Making it easier for people to say, “My labor, my choice” and for small businesses to be able to hire or contract without it being a burden on either party would be bold and help solve the structural labor force issues, plus expand the economy in an authentic way (via productivity vs. money printing and inflation).
However, given that the Biden administration supports the PRO Act, legislation that has passed the House, which more stringently pushes unions and seeks to limit, not expand, the definition of contractors, that is also unlikely to happen.
Rein in the Federal Reserve
While the Fed is supposed to be independent, let’s be honest: That train left the station a long time ago. The Fed's actions over the years, but particularly since the Great Recession financial crisis and accelerating in the past two years, have been incredibly damaging, enabling a historic transfer of wealth from Main Street to Wall Street and the already wealthy and well connected.

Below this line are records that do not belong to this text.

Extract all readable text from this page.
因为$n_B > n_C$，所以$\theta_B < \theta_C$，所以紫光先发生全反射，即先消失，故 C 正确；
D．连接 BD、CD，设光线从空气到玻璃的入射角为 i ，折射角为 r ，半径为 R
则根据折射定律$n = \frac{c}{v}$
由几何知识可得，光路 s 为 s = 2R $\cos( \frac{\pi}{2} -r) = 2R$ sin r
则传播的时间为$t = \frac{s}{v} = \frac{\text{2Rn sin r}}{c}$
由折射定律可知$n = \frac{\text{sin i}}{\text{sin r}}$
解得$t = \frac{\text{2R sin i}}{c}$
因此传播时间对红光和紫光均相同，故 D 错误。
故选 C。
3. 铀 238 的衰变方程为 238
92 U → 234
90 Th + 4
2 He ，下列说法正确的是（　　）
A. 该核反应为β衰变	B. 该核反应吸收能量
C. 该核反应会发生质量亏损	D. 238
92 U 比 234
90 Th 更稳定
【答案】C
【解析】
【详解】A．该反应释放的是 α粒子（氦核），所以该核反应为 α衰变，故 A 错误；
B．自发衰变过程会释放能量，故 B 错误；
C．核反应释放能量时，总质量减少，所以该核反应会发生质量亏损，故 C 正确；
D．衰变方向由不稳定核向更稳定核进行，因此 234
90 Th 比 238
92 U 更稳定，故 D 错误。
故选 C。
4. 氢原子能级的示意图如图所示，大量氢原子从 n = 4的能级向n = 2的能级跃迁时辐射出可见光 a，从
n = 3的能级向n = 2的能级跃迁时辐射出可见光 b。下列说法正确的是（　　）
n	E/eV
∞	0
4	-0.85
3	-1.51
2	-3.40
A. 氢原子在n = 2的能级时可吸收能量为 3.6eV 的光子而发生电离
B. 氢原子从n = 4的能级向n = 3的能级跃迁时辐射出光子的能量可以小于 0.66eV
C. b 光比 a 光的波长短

Congress gives the Fed its powers, and the Biden administration should be advocating for Congress to rein in the Fed so that it doesn’t do more damage in the short or long term.
Again, the likelihood is small — the big-spending Democrat agenda needs financing, and the Fed’s willingness to monetize our debt and suppress interest rates so that more of our tax dollars aren’t going towards paying interest on the $30 trillion in national debt already racked up is doing the dirty work for big government.
These ideas are big and bold and inconsistent with basically every policy the Biden administration has. Should the administration have the fortitude to go in a different direction, the economy would be bolstered, as would, likely, Biden’s poll numbers.